Verkrijging door een rechtspersoon

Bij de verkrijging van kentekenplaten door een rechtspersoon worden overgelegd:

  • a.

    een van de in artikel 2, eerste lid genoemd legitimatiebewijzen van de persoon die de kentekenplaten namens de rechtspersoon in ontvangst neemt, met dien verstande dat geen afschrift als bedoeld in artikel 1 hoeft te worden overgelegd, en

  • b.

    het kentekenbewijs, delen I en II, afgegeven voor het kenteken dat op de kentekenplaten is vermeld.

Artikel

9 c

Verkrijging met een niet te naamgesteld kentekenbewijs

Indien een erkend bedrijf dat beschikt over de bevoegdheid, bedoeld in artikel 46, tweede lid, onder b, van het Kentekenreglement, verzoekt om verkrijging van kentekenplaten tegen overlegging van een nog niet te naamgesteld kentekenbewijs deel I, worden bij de verkrijging overgelegd:

  • a.

    een van de in artikel 2, eerste lid, genoemde legitimatiebewijzen van degene die de kentekenplaten namens het erkend bedrijf in ontvangst neemt, met dien verstande dat geen afschrift als bedoeld in artikel 1 hoeft te worden overgelegd;

  • b.

    het kentekenbewijs deel I, afgegeven voor het kenteken dat is vermeld op de kentekenplaten, en

  • c.

    een aan het bedrijf afgegeven geldige bedrijfsvoorraadpas.

Artikel

9d

Uitzonderingen

Artikel

9e

Verkrijging van een taxikentekenplaat

Hoofdstuk

6

Artikel

10

De regeling van de Minister van Verkeer en Waterstaat van 6 december 1991, nr.
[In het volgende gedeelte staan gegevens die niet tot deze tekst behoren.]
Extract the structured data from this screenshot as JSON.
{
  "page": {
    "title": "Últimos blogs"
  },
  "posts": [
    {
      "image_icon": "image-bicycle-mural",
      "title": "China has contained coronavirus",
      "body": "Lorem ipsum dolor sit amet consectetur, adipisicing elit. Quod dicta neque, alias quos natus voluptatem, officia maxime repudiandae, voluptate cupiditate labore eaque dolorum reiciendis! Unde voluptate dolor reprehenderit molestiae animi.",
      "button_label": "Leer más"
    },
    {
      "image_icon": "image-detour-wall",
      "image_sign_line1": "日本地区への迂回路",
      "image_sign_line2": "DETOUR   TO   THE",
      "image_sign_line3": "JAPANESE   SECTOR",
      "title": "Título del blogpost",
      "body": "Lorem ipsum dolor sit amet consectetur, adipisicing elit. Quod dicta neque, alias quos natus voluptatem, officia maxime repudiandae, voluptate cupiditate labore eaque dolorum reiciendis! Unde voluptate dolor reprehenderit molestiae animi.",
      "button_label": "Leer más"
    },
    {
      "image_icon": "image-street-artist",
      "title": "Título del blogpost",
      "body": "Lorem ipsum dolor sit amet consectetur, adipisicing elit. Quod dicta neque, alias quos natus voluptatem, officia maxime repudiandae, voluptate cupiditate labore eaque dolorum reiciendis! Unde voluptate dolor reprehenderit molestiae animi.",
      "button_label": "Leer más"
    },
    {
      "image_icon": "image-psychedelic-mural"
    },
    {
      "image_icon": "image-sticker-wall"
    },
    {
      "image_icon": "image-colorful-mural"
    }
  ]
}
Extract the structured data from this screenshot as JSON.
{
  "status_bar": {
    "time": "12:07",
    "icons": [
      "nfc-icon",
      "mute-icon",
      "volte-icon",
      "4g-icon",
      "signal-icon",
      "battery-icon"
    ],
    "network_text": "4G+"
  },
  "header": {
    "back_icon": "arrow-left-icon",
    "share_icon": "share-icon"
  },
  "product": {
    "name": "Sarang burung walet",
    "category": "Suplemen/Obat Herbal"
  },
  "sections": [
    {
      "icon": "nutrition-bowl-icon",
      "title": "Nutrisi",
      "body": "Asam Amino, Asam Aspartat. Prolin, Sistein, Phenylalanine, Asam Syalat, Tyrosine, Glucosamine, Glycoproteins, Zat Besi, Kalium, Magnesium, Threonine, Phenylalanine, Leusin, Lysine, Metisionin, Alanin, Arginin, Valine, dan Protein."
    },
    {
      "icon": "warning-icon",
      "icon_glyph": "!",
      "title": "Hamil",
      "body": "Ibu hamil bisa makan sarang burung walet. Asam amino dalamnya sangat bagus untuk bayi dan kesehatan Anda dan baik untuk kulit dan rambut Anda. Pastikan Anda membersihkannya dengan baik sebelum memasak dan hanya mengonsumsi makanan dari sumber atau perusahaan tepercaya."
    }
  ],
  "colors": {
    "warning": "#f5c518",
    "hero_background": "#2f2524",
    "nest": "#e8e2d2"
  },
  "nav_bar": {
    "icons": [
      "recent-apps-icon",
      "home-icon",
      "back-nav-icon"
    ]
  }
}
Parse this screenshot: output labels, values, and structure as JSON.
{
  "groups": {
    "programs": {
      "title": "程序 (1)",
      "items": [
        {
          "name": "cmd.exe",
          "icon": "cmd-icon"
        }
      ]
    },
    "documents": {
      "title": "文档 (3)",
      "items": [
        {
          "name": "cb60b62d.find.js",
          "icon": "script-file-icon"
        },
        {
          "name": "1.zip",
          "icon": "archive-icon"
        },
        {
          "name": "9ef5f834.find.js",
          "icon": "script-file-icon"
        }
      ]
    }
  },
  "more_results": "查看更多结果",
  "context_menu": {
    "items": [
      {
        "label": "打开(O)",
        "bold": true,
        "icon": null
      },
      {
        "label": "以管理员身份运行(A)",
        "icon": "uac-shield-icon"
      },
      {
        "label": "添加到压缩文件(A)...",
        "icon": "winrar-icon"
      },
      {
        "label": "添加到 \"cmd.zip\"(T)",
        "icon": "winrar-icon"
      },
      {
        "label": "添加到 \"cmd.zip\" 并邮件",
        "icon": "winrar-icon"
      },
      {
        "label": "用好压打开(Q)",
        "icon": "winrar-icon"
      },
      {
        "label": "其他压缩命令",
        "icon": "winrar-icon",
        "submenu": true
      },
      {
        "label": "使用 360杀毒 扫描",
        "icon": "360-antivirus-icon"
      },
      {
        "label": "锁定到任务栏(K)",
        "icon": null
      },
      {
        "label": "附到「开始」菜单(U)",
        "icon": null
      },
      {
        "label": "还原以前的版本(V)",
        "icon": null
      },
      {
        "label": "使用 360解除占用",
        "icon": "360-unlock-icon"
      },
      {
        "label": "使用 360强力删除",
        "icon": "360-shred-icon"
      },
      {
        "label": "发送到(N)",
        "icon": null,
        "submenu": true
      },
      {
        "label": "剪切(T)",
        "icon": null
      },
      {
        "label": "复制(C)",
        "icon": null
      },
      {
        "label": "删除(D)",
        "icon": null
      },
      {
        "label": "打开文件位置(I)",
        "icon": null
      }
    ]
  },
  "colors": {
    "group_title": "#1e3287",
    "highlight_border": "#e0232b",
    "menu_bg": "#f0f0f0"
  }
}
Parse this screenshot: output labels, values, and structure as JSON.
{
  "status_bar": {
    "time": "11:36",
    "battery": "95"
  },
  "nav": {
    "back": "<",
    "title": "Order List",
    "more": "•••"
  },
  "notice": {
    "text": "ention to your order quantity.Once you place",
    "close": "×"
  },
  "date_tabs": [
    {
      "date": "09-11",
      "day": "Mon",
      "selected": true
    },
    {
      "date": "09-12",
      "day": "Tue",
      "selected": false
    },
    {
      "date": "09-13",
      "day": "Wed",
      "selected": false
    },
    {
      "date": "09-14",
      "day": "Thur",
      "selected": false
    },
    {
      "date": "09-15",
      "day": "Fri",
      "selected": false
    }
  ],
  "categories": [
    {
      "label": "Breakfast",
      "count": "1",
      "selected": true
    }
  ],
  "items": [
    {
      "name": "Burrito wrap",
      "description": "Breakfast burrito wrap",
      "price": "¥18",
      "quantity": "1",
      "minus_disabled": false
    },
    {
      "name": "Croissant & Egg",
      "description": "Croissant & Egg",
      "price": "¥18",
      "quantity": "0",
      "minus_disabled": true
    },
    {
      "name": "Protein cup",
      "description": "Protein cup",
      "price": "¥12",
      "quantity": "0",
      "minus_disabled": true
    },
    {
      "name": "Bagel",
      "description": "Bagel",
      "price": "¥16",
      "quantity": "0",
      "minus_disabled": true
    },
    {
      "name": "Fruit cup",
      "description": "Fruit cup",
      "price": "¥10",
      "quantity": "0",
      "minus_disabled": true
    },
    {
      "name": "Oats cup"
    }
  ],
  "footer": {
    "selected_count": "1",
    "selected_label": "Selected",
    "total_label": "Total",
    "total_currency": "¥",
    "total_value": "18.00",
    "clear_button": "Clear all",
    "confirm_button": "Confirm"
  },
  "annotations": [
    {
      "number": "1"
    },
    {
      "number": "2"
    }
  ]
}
RV 110015, Hoofddirectie van de Waterstaat (Stcrt. 244), houdende voorschriften legitimatie bij aanvraag kentekenbewijs, wordt ingetrokken.

Artikel

11

Deze regeling treedt in werking met ingang van 1 januari 1995.

Artikel

12

Deze regeling wordt aangehaald als:

Regeling legitimatievoorschriften kentekenbewijzen en kentekenplaten.

Deze regeling zal met de toelichting in de Staatscourant worden geplaatst.